Between the sixth and fourth centuries BC, the Delphic oracle, which was regarded as the most trustworthy, was at its peak. It was delivered by the Pythia, the priestess, and interpreted by the priests of Apollo. Cities, rulers and ordinary individuals alike consulted the oracle, expressing their gratitude with great gifts and spreading its fame around the world. The oracle was thought to have existed since the dawn of time. Indeed, it was believed to have successfully predicted events related to the cataclysm of Deukalion, the Argonaut's expedition and the Trojan War; more certain are the consultations over the founding of the Greek colonies. It was the oracle's fame and prestige that caused two Sacred Wars in the middle of the fifth and fourth centuries BC. In the third century BC, the sanctuary was conquered by the Aetolians, who were driven out by the Romans in 191 BC. In Roman times, the sanctuary was favoured by some emperors and plundered by others, including Sulla in 86 BC.

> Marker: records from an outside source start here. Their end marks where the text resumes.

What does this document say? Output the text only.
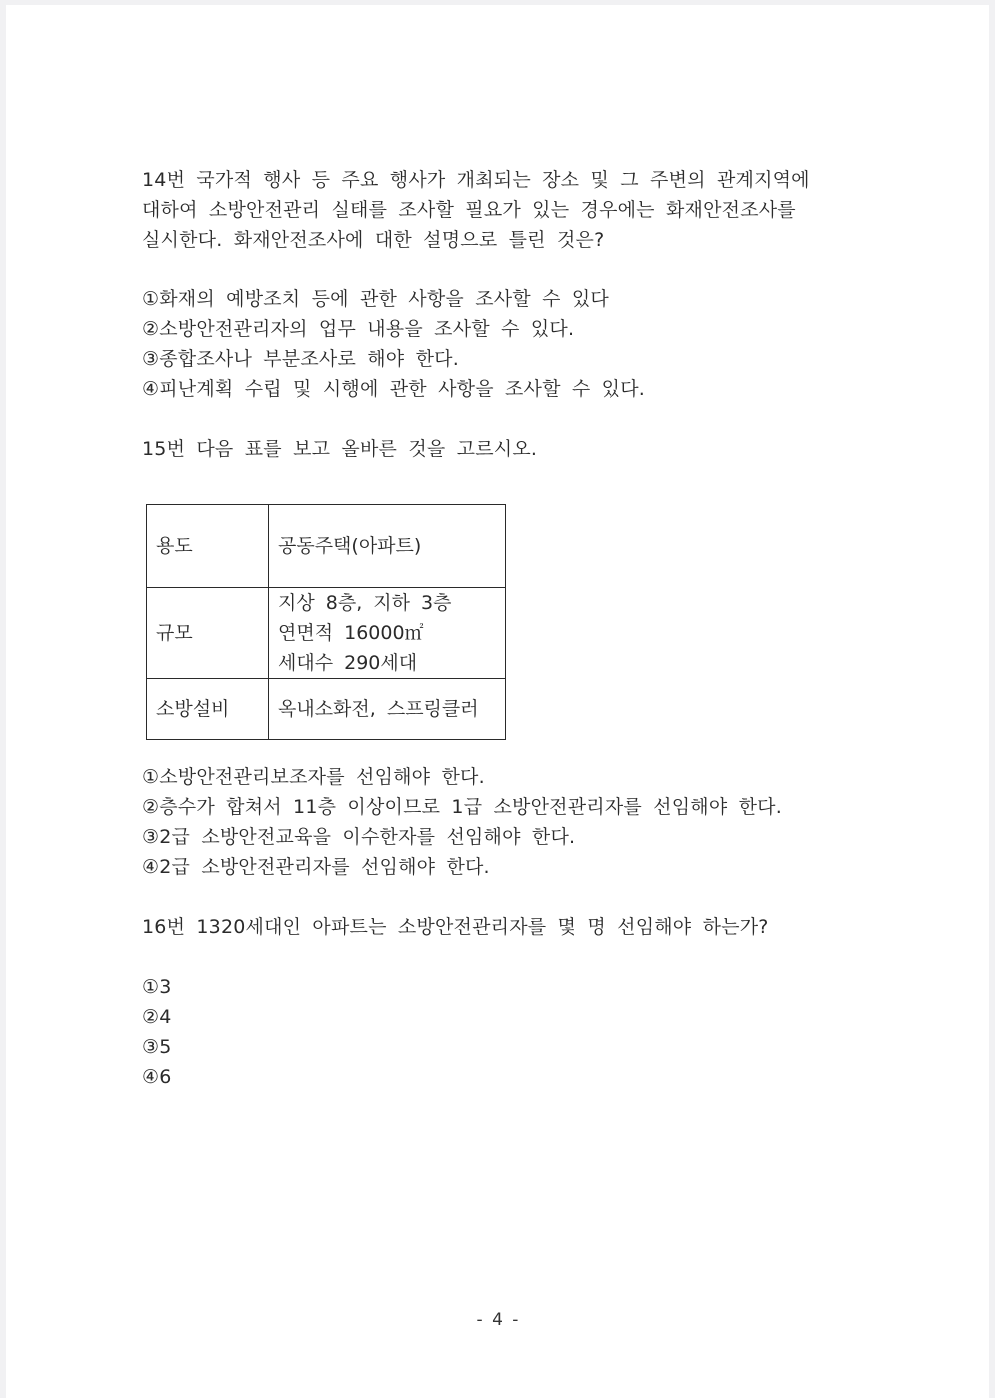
14번 국가적 행사 등 주요 행사가 개최되는 장소 및 그 주변의 관계지역에
대하여 소방안전관리 실태를 조사할 필요가 있는 경우에는 화재안전조사를
실시한다. 화재안전조사에 대한 설명으로 틀린 것은?
①화재의 예방조치 등에 관한 사항을 조사할 수 있다
②소방안전관리자의 업무 내용을 조사할 수 있다.
③종합조사나 부분조사로 해야 한다.
④피난계획 수립 및 시행에 관한 사항을 조사할 수 있다.
15번 다음 표를 보고 올바른 것을 고르시오.
용도	공동주택(아파트)

규모	지상 8층, 지하 3층
연면적 16000㎡
세대수 290세대

소방설비	옥내소화전, 스프링클러
①소방안전관리보조자를 선임해야 한다.
②층수가 합쳐서 11층 이상이므로 1급 소방안전관리자를 선임해야 한다.
③2급 소방안전교육을 이수한자를 선임해야 한다.
④2급 소방안전관리자를 선임해야 한다.
16번 1320세대인 아파트는 소방안전관리자를 몇 명 선임해야 하는가?
①3
②4
③5
④6
- 4 -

The rise of the Rationalist movement in philosophy in the third century BC, damaged the oracle's authority, yet its rituals continued unchanged into the second century AD, when it was consulted by Hadrian and visited by Pausanias. The latter's detailed description of the buildings and more than three hundred statues has greatly contributed to our reconstruction of the area. The Byzantine emperor Theodosius finally abolished the oracle and the Slavs destroyed the precinct in 394 BC. With the advent of Christianity, Delphi became an episcopal see, but was abandoned in the sixth-seventh centuries AD. Soon after, in the seventh century AD, a new village, Kastri, grew over the ruins of the ancient sanctuary, attracting in modern times several travellers interested in antiquities.
Archaeological research in Delphi began in 1860 by Germans. In 1891, the Greek government granted the French School at Athens permission for long-term excavations on the site. It is then that the village of Kastri was removed to allow for the so-called “Great Excavation' to take place. The Great Excavation uncovered spectacular remains, including about three thousand inscriptions of great importance for our knowledge of public life in ancient Greece. Today, the Greek Archaeological Service and the French School at Athens continue to research, excavate and conserve the two Delphic sanctuaries. Of all the monuments, only the Treasury of the Athenians had enough of its original building material preserved to allow for its almost complete reconstruction. The project was financed by the City of Athens and carried through by the French School in 1903-1906. The Chiot altar, the temple of Apollo and the Tholos were also partially restored. In 1927 and 1930, the poet Angelos Sikelianos and his wife, Eva, attempted to revive the Delphic idea and make of Delphi a new cultural centre of the earth, through a series of events that included performances of ancient theatre.